Hockey: The U.S. men's team was certainly hoping for something better than a 3-3 tie against Latvia but that was all they could do. It seemed like a win for the Latvians. In other first-day games, it was Canada over Italy, 7-2; Slovakia over Russia, 5-3; Finland beating Switzerland, 5-0; Sweden stopping Kazakhstan, 7-2 and the Czech Republic beating Germany, 4-1. The U.S. women were off.

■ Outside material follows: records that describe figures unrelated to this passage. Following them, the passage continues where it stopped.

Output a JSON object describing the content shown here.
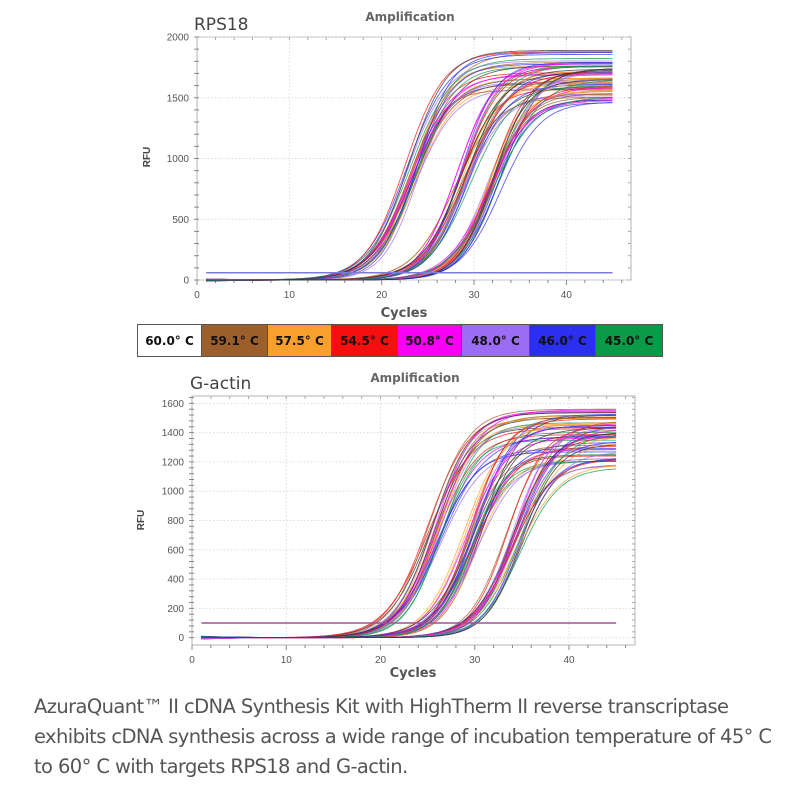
{
  "legend": {
    "items": [
      {
        "label": "60.0° C",
        "color": "#ffffff",
        "text_color": "#111111"
      },
      {
        "label": "59.1° C",
        "color": "#9c5f2c",
        "text_color": "#111111"
      },
      {
        "label": "57.5° C",
        "color": "#f9a02c",
        "text_color": "#111111"
      },
      {
        "label": "54.5° C",
        "color": "#f50f0f",
        "text_color": "#111111"
      },
      {
        "label": "50.8° C",
        "color": "#f900f5",
        "text_color": "#111111"
      },
      {
        "label": "48.0° C",
        "color": "#9c6cf5",
        "text_color": "#111111"
      },
      {
        "label": "46.0° C",
        "color": "#2b2ff0",
        "text_color": "#111111"
      },
      {
        "label": "45.0° C",
        "color": "#0b9a48",
        "text_color": "#111111"
      }
    ]
  },
  "caption": "AzuraQuant™ II cDNA Synthesis Kit with HighTherm II reverse transcriptase exhibits cDNA synthesis across a wide range of incubation temperature of 45° C to 60° C with targets RPS18 and G-actin.",
  "chart_data": [
    {
      "type": "line",
      "gene": "RPS18",
      "title": "Amplification",
      "xlabel": "Cycles",
      "ylabel": "RFU",
      "xlim": [
        0,
        47
      ],
      "ylim": [
        0,
        2000
      ],
      "xticks": [
        0,
        10,
        20,
        30,
        40
      ],
      "yticks": [
        0,
        500,
        1000,
        1500,
        2000
      ],
      "grid": true,
      "threshold": 60,
      "threshold_color": "#7b7bdc",
      "cycles_range": [
        1,
        45
      ],
      "curve_groups": [
        {
          "name": "group-1",
          "midpoint_cycle": 23.0,
          "plateau_range": [
            1550,
            1900
          ]
        },
        {
          "name": "group-2",
          "midpoint_cycle": 28.5,
          "plateau_range": [
            1500,
            1800
          ]
        },
        {
          "name": "group-3",
          "midpoint_cycle": 32.0,
          "plateau_range": [
            1450,
            1750
          ]
        }
      ],
      "series_colors": [
        "#9c5f2c",
        "#f9a02c",
        "#f50f0f",
        "#f900f5",
        "#9c6cf5",
        "#2b2ff0",
        "#0b9a48",
        "#333333"
      ]
    },
    {
      "type": "line",
      "gene": "G-actin",
      "title": "Amplification",
      "xlabel": "Cycles",
      "ylabel": "RFU",
      "xlim": [
        0,
        47
      ],
      "ylim": [
        -50,
        1650
      ],
      "xticks": [
        0,
        10,
        20,
        30,
        40
      ],
      "yticks": [
        0,
        200,
        400,
        600,
        800,
        1000,
        1200,
        1400,
        1600
      ],
      "grid": true,
      "threshold": 100,
      "threshold_color": "#a0509a",
      "cycles_range": [
        1,
        45
      ],
      "curve_groups": [
        {
          "name": "group-1",
          "midpoint_cycle": 25.5,
          "plateau_range": [
            1250,
            1570
          ]
        },
        {
          "name": "group-2",
          "midpoint_cycle": 29.5,
          "plateau_range": [
            1200,
            1530
          ]
        },
        {
          "name": "group-3",
          "midpoint_cycle": 34.0,
          "plateau_range": [
            1150,
            1500
          ]
        }
      ],
      "series_colors": [
        "#9c5f2c",
        "#f9a02c",
        "#f50f0f",
        "#f900f5",
        "#9c6cf5",
        "#2b2ff0",
        "#0b9a48",
        "#333333"
      ]
    }
  ]
}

Freestyle Skiing: Jeremy Bloom was supposed to dominate the men's moguls competition. But, as has happened to other U.S. favorites, the opportunity was lost. Dale Begg-Smith of Australia won the gold followed by Mikko Ronkainen of Finland. Bloom had been hot on the World Cup circuit going into the competition but in the end could only manage a sixth-place finish. The highest finishing American was Toby Dawson, who won the bronze medal. Other U.S. competitors were Travis Mayer (7th) and Travis Cabral (9th).

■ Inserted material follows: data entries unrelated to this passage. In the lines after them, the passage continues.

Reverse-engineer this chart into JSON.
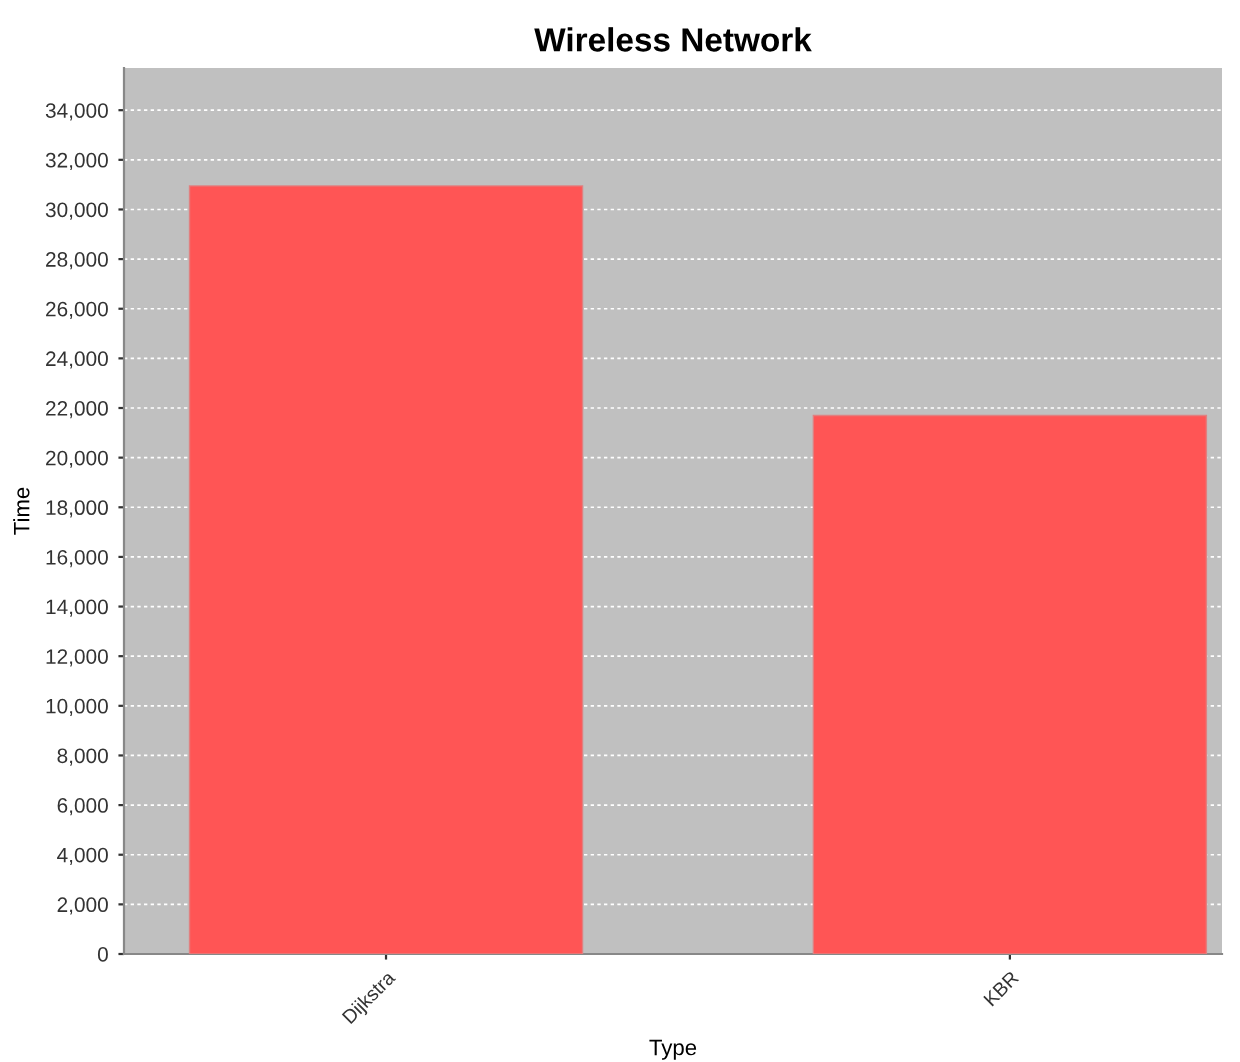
{
  "chart_data": {
    "type": "bar",
    "title": "Wireless Network",
    "xlabel": "Type",
    "ylabel": "Time",
    "categories": [
      "Dijkstra",
      "KBR"
    ],
    "series": [
      {
        "color": "#ff5555",
        "values": [
          30950,
          21700
        ]
      }
    ],
    "ylim": [
      0,
      35700
    ],
    "yticks": [
      {
        "value": 0,
        "label": "0"
      },
      {
        "value": 2000,
        "label": "2,000"
      },
      {
        "value": 4000,
        "label": "4,000"
      },
      {
        "value": 6000,
        "label": "6,000"
      },
      {
        "value": 8000,
        "label": "8,000"
      },
      {
        "value": 10000,
        "label": "10,000"
      },
      {
        "value": 12000,
        "label": "12,000"
      },
      {
        "value": 14000,
        "label": "14,000"
      },
      {
        "value": 16000,
        "label": "16,000"
      },
      {
        "value": 18000,
        "label": "18,000"
      },
      {
        "value": 20000,
        "label": "20,000"
      },
      {
        "value": 22000,
        "label": "22,000"
      },
      {
        "value": 24000,
        "label": "24,000"
      },
      {
        "value": 26000,
        "label": "26,000"
      },
      {
        "value": 28000,
        "label": "28,000"
      },
      {
        "value": 30000,
        "label": "30,000"
      },
      {
        "value": 32000,
        "label": "32,000"
      },
      {
        "value": 34000,
        "label": "34,000"
      }
    ],
    "grid": "y",
    "legend": false
  }
}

Speedskating: Chad Hedrick's dreams of equaling Eric Heiden's five gold medals ended when the U.S. was eliminated in the team pursuit. This is the first time this event has been in the Games. The U.S. team of Hedrick, KC Boutiette and Charles Ryan Leveille lost in the quarterfinals to Italy. The women were no more successful as the team of Jennifer Rodriguez, Maria Lamb and Catherine Raney lost in the quarterfinals to Canada. The finals will be held Thursday. Both teams will compete in consolation brackets.

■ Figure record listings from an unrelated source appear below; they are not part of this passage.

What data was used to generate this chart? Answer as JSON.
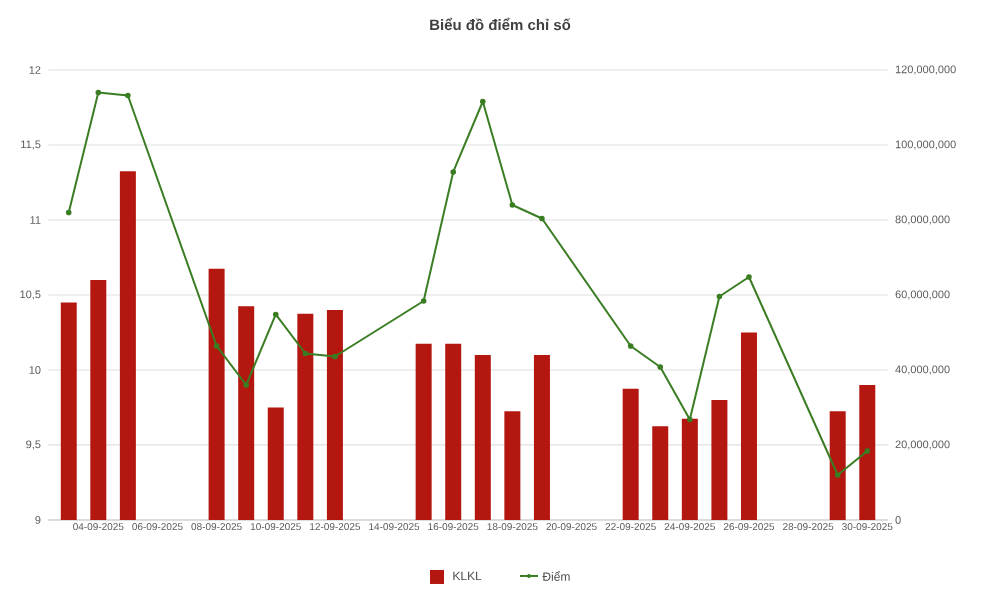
{
  "chart_data": {
    "type": "bar",
    "title": "Biểu đồ điểm chỉ số",
    "categories": [
      null,
      "04-09-2025",
      null,
      "06-09-2025",
      null,
      "08-09-2025",
      null,
      "10-09-2025",
      null,
      "12-09-2025",
      null,
      "14-09-2025",
      null,
      "16-09-2025",
      null,
      "18-09-2025",
      null,
      "20-09-2025",
      null,
      "22-09-2025",
      null,
      "24-09-2025",
      null,
      "26-09-2025",
      null,
      "28-09-2025",
      null,
      "30-09-2025"
    ],
    "series": [
      {
        "name": "KLKL",
        "axis": "y2",
        "color": "#b3170f",
        "values": [
          58000000,
          64000000,
          93000000,
          null,
          null,
          67000000,
          57000000,
          30000000,
          55000000,
          56000000,
          null,
          null,
          47000000,
          47000000,
          44000000,
          29000000,
          44000000,
          null,
          null,
          35000000,
          25000000,
          27000000,
          32000000,
          50000000,
          null,
          null,
          29000000,
          36000000
        ]
      },
      {
        "name": "Điểm",
        "type": "line",
        "axis": "y",
        "color": "#3a7d22",
        "marker": "circle",
        "values": [
          11.05,
          11.85,
          11.83,
          null,
          null,
          10.16,
          9.9,
          10.37,
          10.11,
          10.09,
          null,
          null,
          10.46,
          11.32,
          11.79,
          11.1,
          11.01,
          null,
          null,
          10.16,
          10.02,
          9.67,
          10.49,
          10.62,
          null,
          null,
          9.3,
          9.46
        ]
      }
    ],
    "ylim": [
      9,
      12
    ],
    "yticks": [
      9,
      {
        "value": 9.5,
        "label": "9,5"
      },
      10,
      {
        "value": 10.5,
        "label": "10,5"
      },
      11,
      {
        "value": 11.5,
        "label": "11,5"
      },
      12
    ],
    "y2lim": [
      0,
      120000000
    ],
    "y2ticks": [
      0,
      {
        "value": 20000000,
        "label": "20,000,000"
      },
      {
        "value": 40000000,
        "label": "40,000,000"
      },
      {
        "value": 60000000,
        "label": "60,000,000"
      },
      {
        "value": 80000000,
        "label": "80,000,000"
      },
      {
        "value": 100000000,
        "label": "100,000,000"
      },
      {
        "value": 120000000,
        "label": "120,000,000"
      }
    ],
    "grid": "y",
    "legend": "bottom"
  }
}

Luge: The U.S. had hopes of duplicating or bettering its performance in Salt Lake City in the two-man, but a crash on turn 14 took them out of it. Mark Grimmette and Brian Martin were eliminated from competition during the first run. Andreas and Wolfgang Linger won the gold, followed by Andre Florschuetz and Torsten Wustlich of Germany and Gerhard Plankensteiner and Oswald Haselrieder of Italy. The second U.S. sled, piloted by Preston Griffal and Dan Joyce finished eighth.
Curling: The U.S. continued to struggle, now on the men's side. The U.S. lost to Italy, 6-5, in a shocker that went down to the last two rocks. The U.S. is now 2-2. In other men's matches, Finland beat New Zealand, 7-5; Germany over Finland, 5-2; Norway beat Sweden, 9-4; Britain over Norway, 6-3, Canada over Britain, 9-5 and Canada over Switzerland, 7-5. Canada, Britain and Sweden at 3-1. On the women's side, the U.S. got its first win after three losses with a victory over Denmark, 8-3. In other matches, Sweden over Britain, 8-6; Italy over Russia, 6-4 and Norway beat Japan, 9-4. The U.S. will almost have to win out to make the medal round.
Nordic Combined: The event was postponed because of high winds after one round of jumping and will be resumed Thursday. This event has two rounds of ski jumping, followed by a cross-country race. Bill Demong, from the U.S., had his jump altered by a 2.8 meter-per-second wind, which is above the allowable limit. The Germans were leading after one round. The U.S. team of Demong, Carl van Loan, Johnny Spillane and Todd Lodwick are in eighth place.